Update No. 2014-15 - Presentation of Financial Statements-Going Concern (Subtopic 205-40): Disclosure of Uncertainties about an Entitys Ability to Continue as a Going Concern
The amendments in this Update provide guidance in GAAP about managements responsibility to evaluate whether there is substantial doubt about an entitys ability to continue as a going concern and to provide related footnote disclosures with a view to reducing diversity in the timing and content of footnote disclosures. The update is effective for fiscal years beginning after December 15, 2016, and interim periods within those fiscal years. The Company will review its going concern note to ensure compliance with the amendment for its fiscal year beginning April 1, 2017.
Update No. 2015-03 - Interest-Imputation of Interest (Subtopic 835-30): Simplifying the Presentation of Debt Issuance Costs
The amendment changes the presentation of debt issuance costs in financial statements. Under the new guidance, an entity presents such costs in the balance sheet as a direct deduction from the related debt liability rather than as an asset. Amortization of the costs is reported as interest expense. This guidance is effective beginning in the first quarter of fiscal year 2017 and early adoption is permitted in an interim period with any adjustments reflected as of the beginning of the fiscal year that includes that interim period. The Company does not believe the guidance will result in a material impact to its financial statements.
ZD Ventures Corporation
Six months ended September 30, 2016
NOTES TO UNAUDITED CONDENSED FINANCIAL STATEMENTS
Update 2015-17 - Income Taxes (Topic 740): Balance Sheet Classification of Deferred Taxes
The amendment will require entities to present all deferred tax liabilities and assets as noncurrent on the balance sheet instead of separating deferred taxes into current and noncurrent amounts.
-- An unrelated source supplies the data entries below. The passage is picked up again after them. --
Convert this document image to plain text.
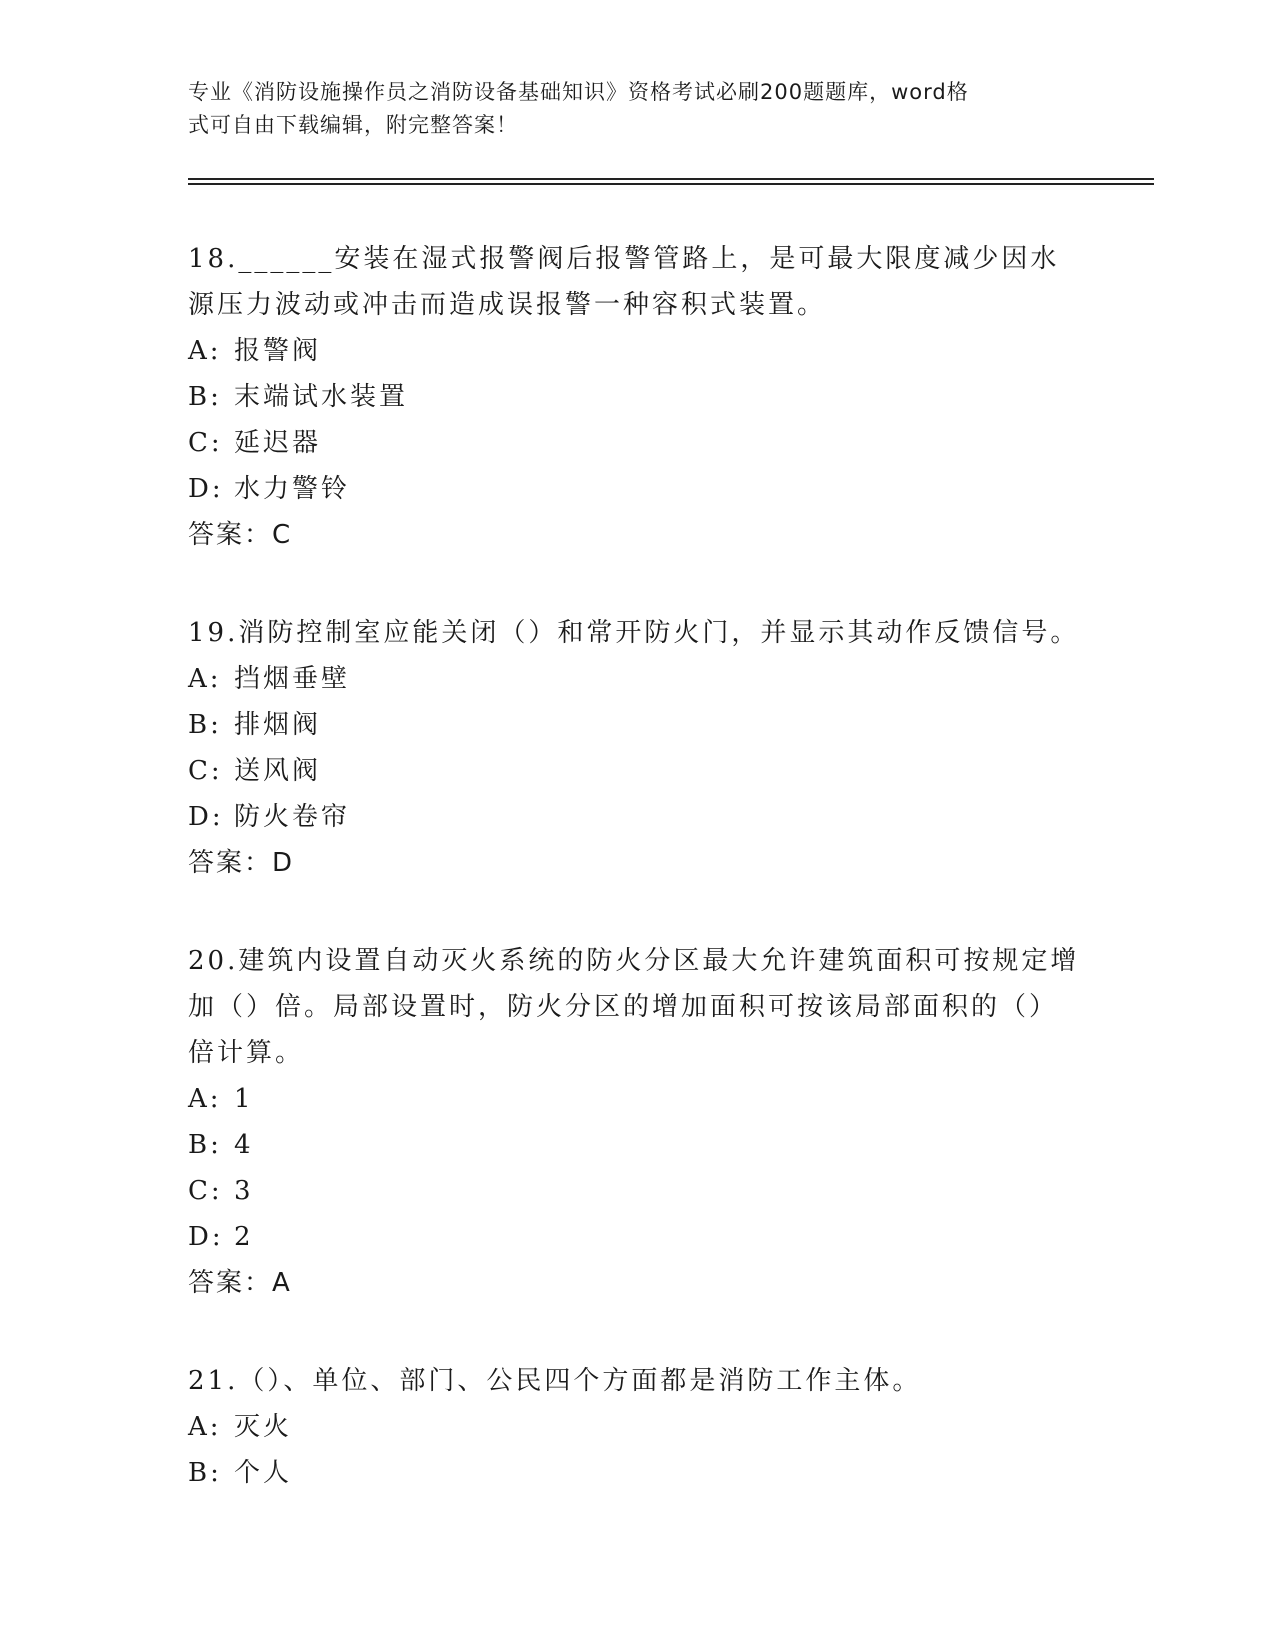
专业《消防设施操作员之消防设备基础知识》资格考试必刷200题题库，word格
式可自由下载编辑，附完整答案！
18.______安装在湿式报警阀后报警管路上，是可最大限度减少因水
源压力波动或冲击而造成误报警一种容积式装置。
A: 报警阀
B: 末端试水装置
C: 延迟器
D: 水力警铃
答案：C
19.消防控制室应能关闭（）和常开防火门，并显示其动作反馈信号。
A: 挡烟垂壁
B: 排烟阀
C: 送风阀
D: 防火卷帘
答案：D
20.建筑内设置自动灭火系统的防火分区最大允许建筑面积可按规定增
加（）倍。局部设置时，防火分区的增加面积可按该局部面积的（）
倍计算。
A: 1
B: 4
C: 3
D: 2
答案：A
21.（）、单位、部门、公民四个方面都是消防工作主体。
A: 灭火
B: 个人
The standard is effective for annual reporting periods beginning after December 15, 2016, and interim periods within those annual periods. Early application is permitted. The standard can be applied either prospectively to all deferred tax liabilities and assets or retrospectively to all periods presented. This ASU is not anticipated to have a material impact on the Company's financial statements and notes to the financial statements.
The Company evaluates new pronouncements as issued and evaluates the effect of adoption on the Company at the time. The Company has determined that the adoption of recently adopted accounting pronouncements will not have an impact on the financial statements.
NOTE 4 - CONVERTIBLE DEBTS
On April 11, 2016, a convertible debt holder of a $38,000 loan having a balance of $ 28,000 as at April 1, 2016, converted $20,000 of the loan into 689,655 common shares as per the terms of the agreement.
The 8% convertible note for $38,000 is covered by a Securities Purchase Agreement dated February 24, 2015 with an independent lender and repayable on November 26, 2015. The note holder, at their discretion, shall have a right to convert the principal amount of the note and interest accrued thereon at any time after 180 days from the date of the issuance of the note into common shares of the Company at a price which is 58% of the market price, being the average of the lowest three trading prices for the Companys common shares during the ten trading days prior to the conversion date. After the expiry of the repayment date, the interest rate went up to 22%. Total interest accrued as of September 30, 2016 was $1,003.
A consultant was issued 100,000 common shares for services rendered during the three months ended June 30, 2016. These shares were valued at $7,000, based on the quoted market price of $0.07 per common share on the date of issuance. The par value of these shares of $100 has been included in the common stock and the balance of $6,900 in additional paid-in capital.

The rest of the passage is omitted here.